The question specifically concerns those dates which contain no repetitions of a digit. For example, the date \(23/05/1967\) is such date but \(07/12/1974\) is not such a date as both \(1=m_1=y_1\) and \(7=d_2=y_3\) are repeated digits.
We will use the Gregorian Calendar throughout (this is the calendar system that is standard throughout most of the world; see below.)
- Show that there is no date with no repetition of digits in the years from \(2000\) to \(2099\).
Any date which has a year from \(2000\) to \(2099\) will have \(y_1=2\) and \(y_2=0\).
Therefore, \(m_1\) cannot be \(0\), so \(m_1=1\).
Since there are only \(12\) months, \(m_2\) can be only \(0\), \(1\) or \(2\), but any of these values will lead to repetitions.
Hence, there is no date with no repetition of digits in the years from \(2000\) to \(2099\).
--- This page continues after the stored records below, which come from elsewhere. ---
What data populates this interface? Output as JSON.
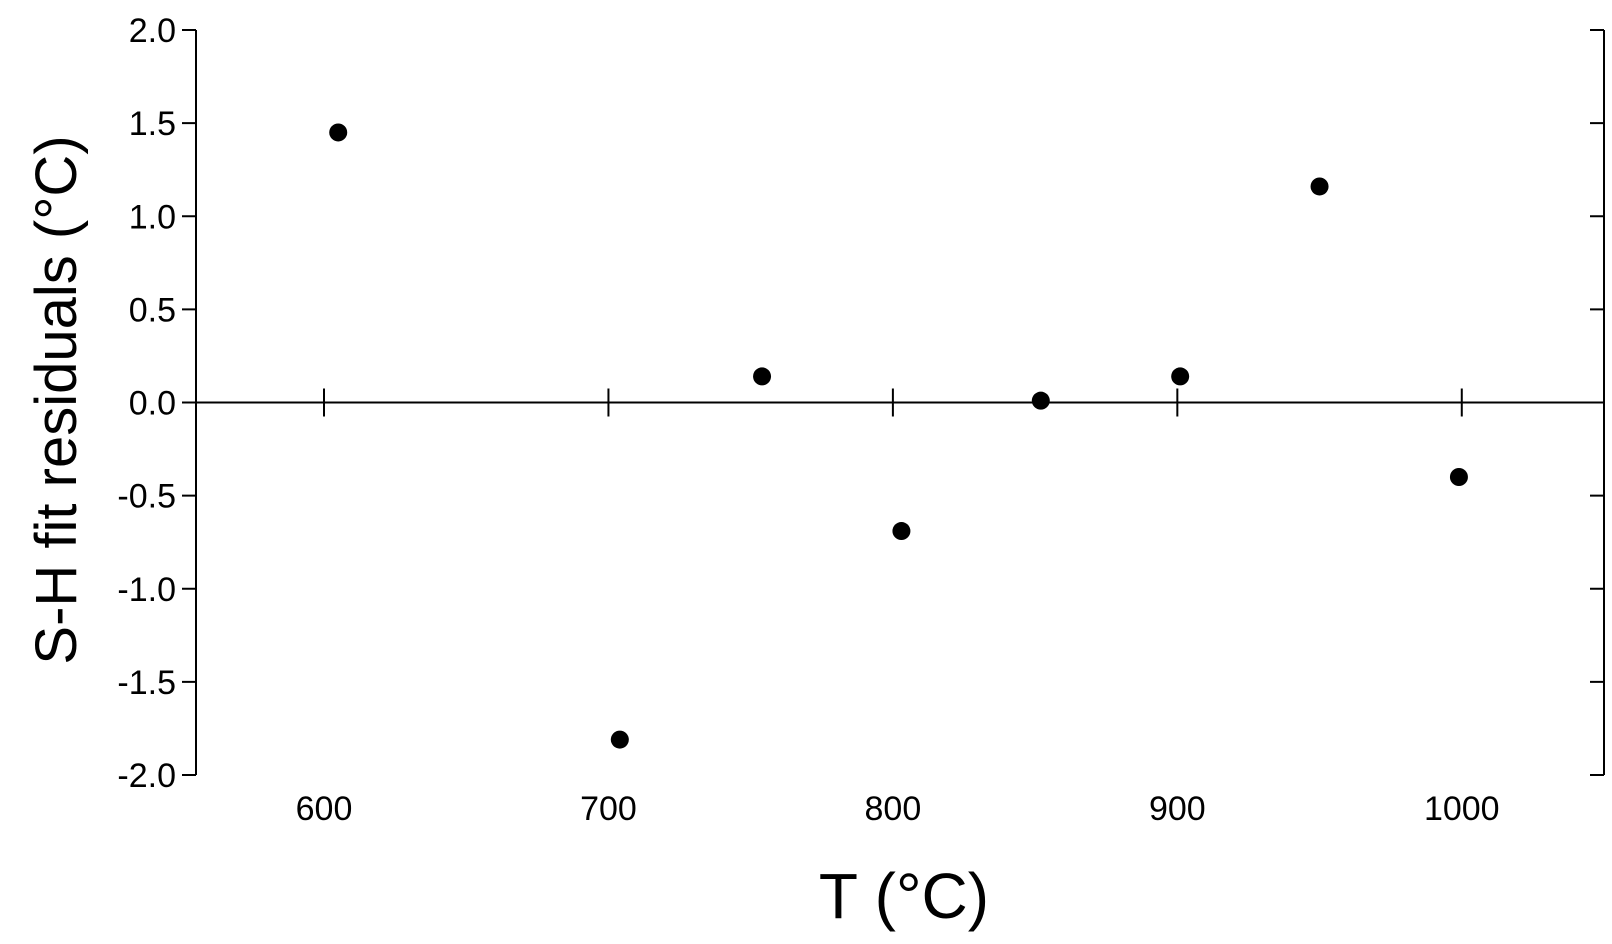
{
  "chart_data": {
    "type": "scatter",
    "title": "",
    "xlabel": "T (°C)",
    "ylabel": "S-H fit residuals (°C)",
    "xlim": [
      555,
      1050
    ],
    "ylim": [
      -2.0,
      2.0
    ],
    "xticks": [
      600,
      700,
      800,
      900,
      1000
    ],
    "yticks": [
      2.0,
      1.5,
      1.0,
      0.5,
      0.0,
      -0.5,
      -1.0,
      -1.5,
      -2.0
    ],
    "ytick_labels": [
      "2.0",
      "1.5",
      "1.0",
      "0.5",
      "0.0",
      "-0.5",
      "-1.0",
      "-1.5",
      "-2.0"
    ],
    "xtick_labels": [
      "600",
      "700",
      "800",
      "900",
      "1000"
    ],
    "zero_line": true,
    "grid": false,
    "marker_color": "#000000",
    "series": [
      {
        "x": [
          605,
          704,
          754,
          803,
          852,
          901,
          950,
          999
        ],
        "y": [
          1.45,
          -1.81,
          0.14,
          -0.69,
          0.01,
          0.14,
          1.16,
          -0.4
        ]
      }
    ]
  }
}
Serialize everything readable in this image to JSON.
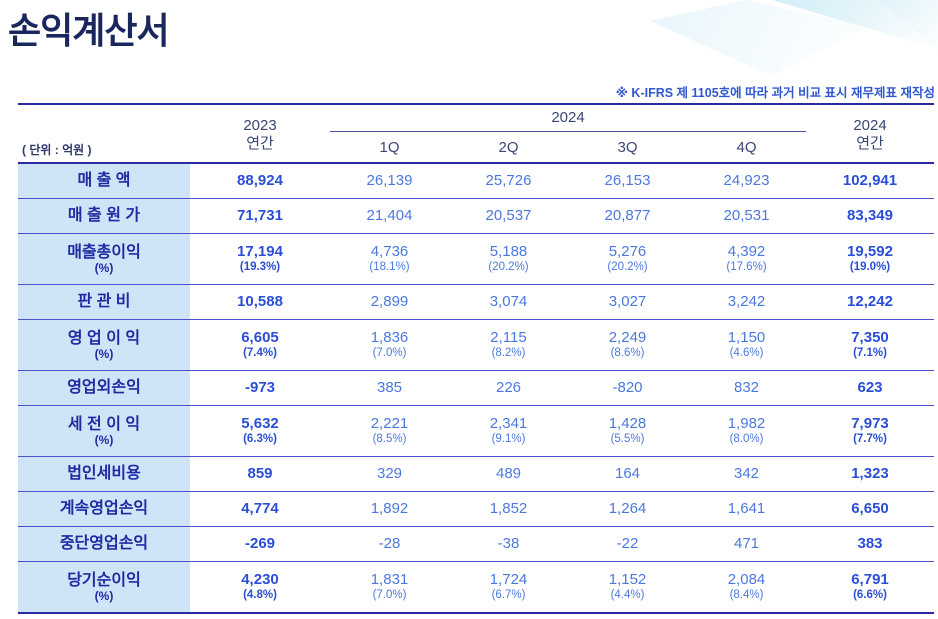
{
  "page": {
    "title": "손익계산서",
    "note": "※ K-IFRS 제 1105호에 따라 과거 비교 표시 재무제표 재작성",
    "unit_label": "( 단위 : 억원 )"
  },
  "colors": {
    "title_navy": "#1a265e",
    "strong_rule": "#2a2aa2",
    "row_rule": "#4a52cc",
    "label_cell_bg": "#cfe4f7",
    "label_text": "#1f2ba2",
    "value_bold": "#2b4ed6",
    "value_regular": "#4c78dd",
    "header_text": "#3a4673",
    "note_text": "#3157d0",
    "decoration_blue": "#c7e8f4"
  },
  "table": {
    "col_2023": [
      "2023",
      "연간"
    ],
    "group_2024": "2024",
    "quarters": [
      "1Q",
      "2Q",
      "3Q",
      "4Q"
    ],
    "col_2024": [
      "2024",
      "연간"
    ],
    "rows": [
      {
        "label": "매 출 액",
        "values": [
          "88,924",
          "26,139",
          "25,726",
          "26,153",
          "24,923",
          "102,941"
        ],
        "pcts": null
      },
      {
        "label": "매 출 원 가",
        "values": [
          "71,731",
          "21,404",
          "20,537",
          "20,877",
          "20,531",
          "83,349"
        ],
        "pcts": null
      },
      {
        "label": "매출총이익",
        "pct_label": "(%)",
        "values": [
          "17,194",
          "4,736",
          "5,188",
          "5,276",
          "4,392",
          "19,592"
        ],
        "pcts": [
          "(19.3%)",
          "(18.1%)",
          "(20.2%)",
          "(20.2%)",
          "(17.6%)",
          "(19.0%)"
        ]
      },
      {
        "label": "판 관 비",
        "values": [
          "10,588",
          "2,899",
          "3,074",
          "3,027",
          "3,242",
          "12,242"
        ],
        "pcts": null
      },
      {
        "label": "영 업 이 익",
        "pct_label": "(%)",
        "values": [
          "6,605",
          "1,836",
          "2,115",
          "2,249",
          "1,150",
          "7,350"
        ],
        "pcts": [
          "(7.4%)",
          "(7.0%)",
          "(8.2%)",
          "(8.6%)",
          "(4.6%)",
          "(7.1%)"
        ]
      },
      {
        "label": "영업외손익",
        "values": [
          "-973",
          "385",
          "226",
          "-820",
          "832",
          "623"
        ],
        "pcts": null
      },
      {
        "label": "세 전 이 익",
        "pct_label": "(%)",
        "values": [
          "5,632",
          "2,221",
          "2,341",
          "1,428",
          "1,982",
          "7,973"
        ],
        "pcts": [
          "(6.3%)",
          "(8.5%)",
          "(9.1%)",
          "(5.5%)",
          "(8.0%)",
          "(7.7%)"
        ]
      },
      {
        "label": "법인세비용",
        "values": [
          "859",
          "329",
          "489",
          "164",
          "342",
          "1,323"
        ],
        "pcts": null
      },
      {
        "label": "계속영업손익",
        "values": [
          "4,774",
          "1,892",
          "1,852",
          "1,264",
          "1,641",
          "6,650"
        ],
        "pcts": null
      },
      {
        "label": "중단영업손익",
        "values": [
          "-269",
          "-28",
          "-38",
          "-22",
          "471",
          "383"
        ],
        "pcts": null
      },
      {
        "label": "당기순이익",
        "pct_label": "(%)",
        "values": [
          "4,230",
          "1,831",
          "1,724",
          "1,152",
          "2,084",
          "6,791"
        ],
        "pcts": [
          "(4.8%)",
          "(7.0%)",
          "(6.7%)",
          "(4.4%)",
          "(8.4%)",
          "(6.6%)"
        ]
      }
    ]
  }
}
- What was the last date before today, \(03/11/2010\), with no repetition of digits? Explain your answer.
We should aim for dates of the form \(d_1d_2/m_1m_2/19y_3y_4\), since we already know that there is no date from \(2000\) to \(2099\) that will work.
Also, since we want the last day, we should find the biggest values possible, starting with the year. The greatest value for a year with no repeated digits is \(1987\).
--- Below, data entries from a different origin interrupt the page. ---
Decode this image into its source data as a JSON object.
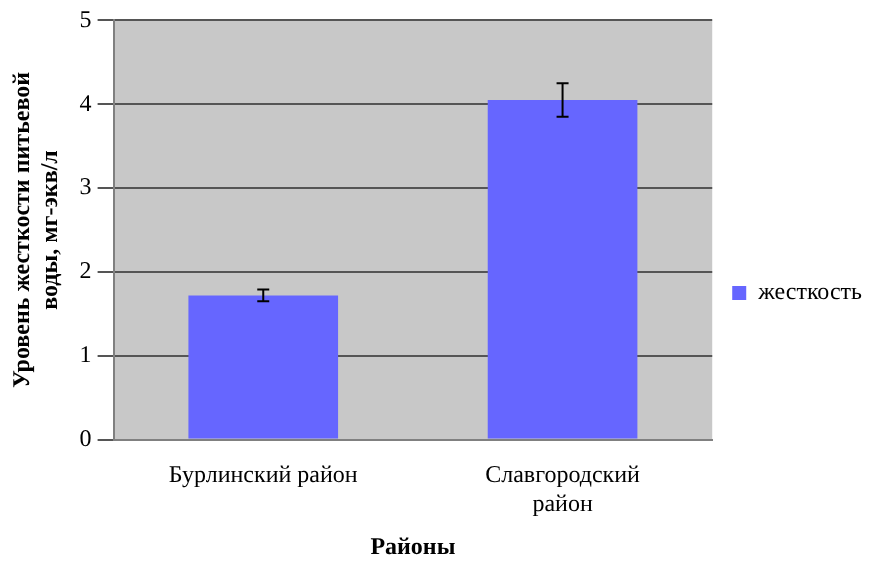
{
  "chart_data": {
    "type": "bar",
    "xlabel": "Районы",
    "ylabel": "Уровень жесткости питьевой воды, мг-экв/л",
    "categories": [
      "Бурлинский район",
      "Славгородский район"
    ],
    "series": [
      {
        "name": "жесткость",
        "color": "#6666ff",
        "values": [
          1.72,
          4.05
        ],
        "errors": [
          0.07,
          0.2
        ]
      }
    ],
    "ylim": [
      0,
      5
    ],
    "yticks": [
      0,
      1,
      2,
      3,
      4,
      5
    ],
    "grid": "y",
    "legend": "right"
  }
}
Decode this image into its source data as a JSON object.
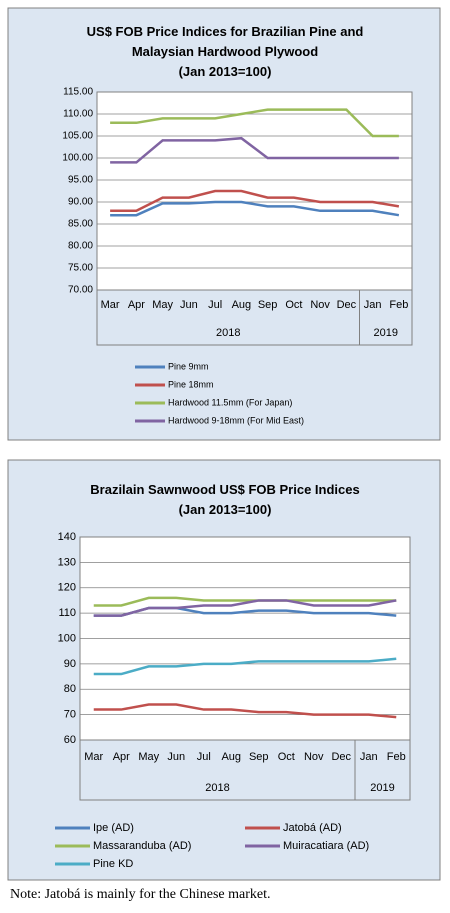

Now we aim to find the greatest possible value for the month. Since \(10\),\(11\) and \(12\) will all lead to repeated digit \(1\), this is \(06\).
For the day, we cannot use \(0\) and \(1\) and so the day cannot be \(30\) or \(31\). So the biggest day with no repeated values is \(25\).
Hence the last date before \(03/11/2010\) with no repetition of digits is \(25/06/1987\).
- When will the next such date be? Explain your answer.
To find the next such date after \(03/11/2010\) we aim to choose the smallest values for day, year and month, starting with the year.
Since every date from \(2000\) to \(2099\) repeats digits, the date we seek should be of the form \(d_1d_2/m_1m_2/2y_2y_3y_4\), with \(y_2>0\).
If \(y_2=1\), then, in order to avoid repetitions, \(m_1=0\) and \(d_1=3\).
But then we will have no possible value for \(d_2\), as we cannot use \(0\) or \(1\).
So \(y_2\) cannot be \(1\). Moreover, by the same argument, \(y_3\) and \(y_4\) should also be different from \(1\).
The next possible value is \(y_2=3\). Since we want the minimum value of \(y_1y_2y_3y_4\), and we cannot use \(1\) or \(0\), \(y_1y_2y_3y_4=2345\).
So the minimum value of the month that we can choose is \(06\), and the minimum one for the day is \(17\).
Therefore the next date with no repeated digits is \(17/06/2345\).
- How many such dates were there in years from \(1900\) to \(1999\)? Explain your answer.
Since we want years from \(1900\) to \(1999\), \(y_1=1\) and \(y_2=9\).
Also, \(m_1=0\), as it cannot be \(1\). Since we have used \(1\) and \(0\), and the only days starting with \(3\) are \(30\) and \(31\), which cannot be used, \(d_1=2\).
For the other positions, namely, \(d_2\), \(m_2\), \(y_3\) and \(y_4\), we can choose any of the \(6\) digits that remain unused.
So we have \(6\) ways of choosing \(d_2\), \(5\) ways of choosing \(m_2\) (as it should be different from \(d_2\)), \(4\) ways of choosing \(y_3\) and \(3\) ways of choosing \(y_4\).
Hence, there are \(6\times5\times4\times3=360\) such dates in the years from \(1900\) to \(1999\).